Die Bedeutung der Studie für die Wissenschaft

Die Studie unterstreicht die Notwendigkeit einer verstärkten wissenschaftlichen Zusammenarbeit und den Austausch über methodische Entscheidungen in der empirischen Forschung. Universitäten und Forschungsinstitute sind aufgefordert, Transparenz zu fördern, um die Reproduzierbarkeit von Ergebnissen zu gewährleisten. Auch wenn die Ergebnisse nicht unzuverlässig sind, zeigen sie auf, dass oft mehrere Studien nötig sind, um wissenschaftliche Hypothesen zu validieren.

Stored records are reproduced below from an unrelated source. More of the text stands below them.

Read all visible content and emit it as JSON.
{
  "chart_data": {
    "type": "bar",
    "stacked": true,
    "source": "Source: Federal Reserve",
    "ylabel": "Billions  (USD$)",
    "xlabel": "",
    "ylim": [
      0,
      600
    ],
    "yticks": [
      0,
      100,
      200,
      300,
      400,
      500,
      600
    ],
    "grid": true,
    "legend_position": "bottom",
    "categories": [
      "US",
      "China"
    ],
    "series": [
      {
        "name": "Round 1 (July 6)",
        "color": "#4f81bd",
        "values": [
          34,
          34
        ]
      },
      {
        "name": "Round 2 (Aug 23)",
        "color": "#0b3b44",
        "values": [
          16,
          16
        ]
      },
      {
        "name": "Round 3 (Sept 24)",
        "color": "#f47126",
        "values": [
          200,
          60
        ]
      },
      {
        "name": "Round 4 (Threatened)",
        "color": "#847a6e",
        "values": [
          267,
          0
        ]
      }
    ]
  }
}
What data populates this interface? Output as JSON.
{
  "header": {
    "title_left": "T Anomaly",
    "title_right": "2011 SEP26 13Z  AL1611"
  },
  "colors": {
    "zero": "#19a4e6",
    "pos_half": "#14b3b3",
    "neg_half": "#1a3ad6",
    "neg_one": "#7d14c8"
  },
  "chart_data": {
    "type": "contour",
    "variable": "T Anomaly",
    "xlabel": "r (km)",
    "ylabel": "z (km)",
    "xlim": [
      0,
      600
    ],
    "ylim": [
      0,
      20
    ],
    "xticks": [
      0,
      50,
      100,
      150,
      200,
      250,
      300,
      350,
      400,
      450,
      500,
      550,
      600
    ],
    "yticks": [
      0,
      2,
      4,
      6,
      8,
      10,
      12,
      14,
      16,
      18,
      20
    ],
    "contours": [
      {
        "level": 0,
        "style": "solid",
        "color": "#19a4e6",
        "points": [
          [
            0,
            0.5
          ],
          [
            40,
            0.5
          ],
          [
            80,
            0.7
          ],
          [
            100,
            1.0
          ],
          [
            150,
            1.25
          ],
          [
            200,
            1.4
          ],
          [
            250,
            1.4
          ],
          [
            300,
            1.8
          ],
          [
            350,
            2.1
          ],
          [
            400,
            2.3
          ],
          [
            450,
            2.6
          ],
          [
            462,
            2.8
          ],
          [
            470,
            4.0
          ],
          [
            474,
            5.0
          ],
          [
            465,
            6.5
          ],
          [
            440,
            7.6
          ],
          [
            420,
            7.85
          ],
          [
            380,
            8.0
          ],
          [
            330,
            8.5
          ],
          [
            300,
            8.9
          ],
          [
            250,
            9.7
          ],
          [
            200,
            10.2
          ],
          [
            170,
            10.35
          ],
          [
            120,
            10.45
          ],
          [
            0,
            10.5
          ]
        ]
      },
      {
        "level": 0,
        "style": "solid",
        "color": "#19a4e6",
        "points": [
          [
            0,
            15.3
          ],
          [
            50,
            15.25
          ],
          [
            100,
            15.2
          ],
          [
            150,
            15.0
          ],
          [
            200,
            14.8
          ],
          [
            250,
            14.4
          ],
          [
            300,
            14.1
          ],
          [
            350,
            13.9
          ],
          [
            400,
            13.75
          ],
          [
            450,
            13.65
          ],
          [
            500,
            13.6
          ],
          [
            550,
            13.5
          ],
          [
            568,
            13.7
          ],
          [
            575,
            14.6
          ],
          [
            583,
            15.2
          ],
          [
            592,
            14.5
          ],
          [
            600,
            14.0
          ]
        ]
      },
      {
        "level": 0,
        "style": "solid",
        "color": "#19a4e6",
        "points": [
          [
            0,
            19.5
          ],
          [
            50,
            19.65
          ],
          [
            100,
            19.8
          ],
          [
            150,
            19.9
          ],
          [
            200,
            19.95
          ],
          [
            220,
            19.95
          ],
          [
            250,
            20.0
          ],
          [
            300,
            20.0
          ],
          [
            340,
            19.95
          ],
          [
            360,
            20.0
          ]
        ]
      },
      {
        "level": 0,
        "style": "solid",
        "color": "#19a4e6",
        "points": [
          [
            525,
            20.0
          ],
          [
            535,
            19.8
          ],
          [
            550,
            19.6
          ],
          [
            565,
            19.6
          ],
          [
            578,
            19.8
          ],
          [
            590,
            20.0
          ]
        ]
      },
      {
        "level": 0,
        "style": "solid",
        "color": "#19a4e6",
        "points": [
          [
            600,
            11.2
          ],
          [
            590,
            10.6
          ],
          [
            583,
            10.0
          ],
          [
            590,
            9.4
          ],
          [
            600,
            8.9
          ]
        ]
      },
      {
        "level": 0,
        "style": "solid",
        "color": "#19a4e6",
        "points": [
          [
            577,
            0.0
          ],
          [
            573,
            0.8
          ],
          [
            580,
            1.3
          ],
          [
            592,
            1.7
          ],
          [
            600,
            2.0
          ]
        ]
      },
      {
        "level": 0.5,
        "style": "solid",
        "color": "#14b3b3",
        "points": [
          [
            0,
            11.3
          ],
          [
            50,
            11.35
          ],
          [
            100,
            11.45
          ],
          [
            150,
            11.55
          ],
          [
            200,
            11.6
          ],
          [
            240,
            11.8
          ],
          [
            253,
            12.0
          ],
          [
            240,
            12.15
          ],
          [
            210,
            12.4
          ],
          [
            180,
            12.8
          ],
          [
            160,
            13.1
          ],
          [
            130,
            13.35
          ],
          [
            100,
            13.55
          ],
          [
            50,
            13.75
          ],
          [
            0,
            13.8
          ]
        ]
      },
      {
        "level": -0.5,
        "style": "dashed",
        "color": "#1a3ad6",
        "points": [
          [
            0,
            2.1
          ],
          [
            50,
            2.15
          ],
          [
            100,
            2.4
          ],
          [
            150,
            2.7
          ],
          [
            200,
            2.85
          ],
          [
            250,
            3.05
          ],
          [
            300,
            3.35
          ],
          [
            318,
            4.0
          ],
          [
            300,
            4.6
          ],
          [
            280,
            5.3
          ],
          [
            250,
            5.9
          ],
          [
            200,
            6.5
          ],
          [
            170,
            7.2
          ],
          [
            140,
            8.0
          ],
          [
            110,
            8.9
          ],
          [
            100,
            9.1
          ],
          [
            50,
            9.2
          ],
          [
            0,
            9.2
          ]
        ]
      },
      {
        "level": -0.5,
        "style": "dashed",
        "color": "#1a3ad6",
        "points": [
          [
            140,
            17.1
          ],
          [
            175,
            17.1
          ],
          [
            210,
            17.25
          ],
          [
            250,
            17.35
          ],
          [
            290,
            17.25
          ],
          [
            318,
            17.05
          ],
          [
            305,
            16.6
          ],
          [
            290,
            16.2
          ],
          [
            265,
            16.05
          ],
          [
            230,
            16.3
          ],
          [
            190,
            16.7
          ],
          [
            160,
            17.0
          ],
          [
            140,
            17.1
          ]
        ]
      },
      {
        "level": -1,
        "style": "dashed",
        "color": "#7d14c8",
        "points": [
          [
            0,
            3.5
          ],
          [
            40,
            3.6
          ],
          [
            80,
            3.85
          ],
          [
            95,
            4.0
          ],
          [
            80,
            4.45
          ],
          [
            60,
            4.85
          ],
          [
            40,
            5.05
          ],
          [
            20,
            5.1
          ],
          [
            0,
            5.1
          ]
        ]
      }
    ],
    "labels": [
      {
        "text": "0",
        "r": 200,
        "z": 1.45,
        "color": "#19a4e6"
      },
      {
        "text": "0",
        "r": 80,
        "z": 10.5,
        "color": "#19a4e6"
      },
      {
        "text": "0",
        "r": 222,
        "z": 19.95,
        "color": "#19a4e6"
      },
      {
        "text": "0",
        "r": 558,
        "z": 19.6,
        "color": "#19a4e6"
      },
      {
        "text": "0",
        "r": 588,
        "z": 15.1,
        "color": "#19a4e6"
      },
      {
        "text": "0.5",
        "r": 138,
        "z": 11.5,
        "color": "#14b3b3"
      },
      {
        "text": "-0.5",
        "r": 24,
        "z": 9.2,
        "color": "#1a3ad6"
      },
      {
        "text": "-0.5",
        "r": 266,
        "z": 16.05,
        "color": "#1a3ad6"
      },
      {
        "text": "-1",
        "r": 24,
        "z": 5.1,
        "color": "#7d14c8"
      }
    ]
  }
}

Die Untersuchung beleuchtet nicht nur die Herausforderungen in den Sozial- und Verhaltenswissenschaften, sondern sendet auch einen dringenden Appell an die Forschungsgemeinschaft, ihre Analyseansätze zu hinterfragen und durch Kooperation die wissenschaftliche Integrität zu stärken. So könnte eine gemeinsame Anstrengung dazu beitragen, die Evaluierung von Forschungsergebnissen in Zukunft zu verbessern und mehr Klarheit über die erlangten Erkenntnisse zu schaffen. Die vollständigen Details der Studie sind in der Veröffentlichung auf der Webseite der Goethe Universität Frankfurt zu finden.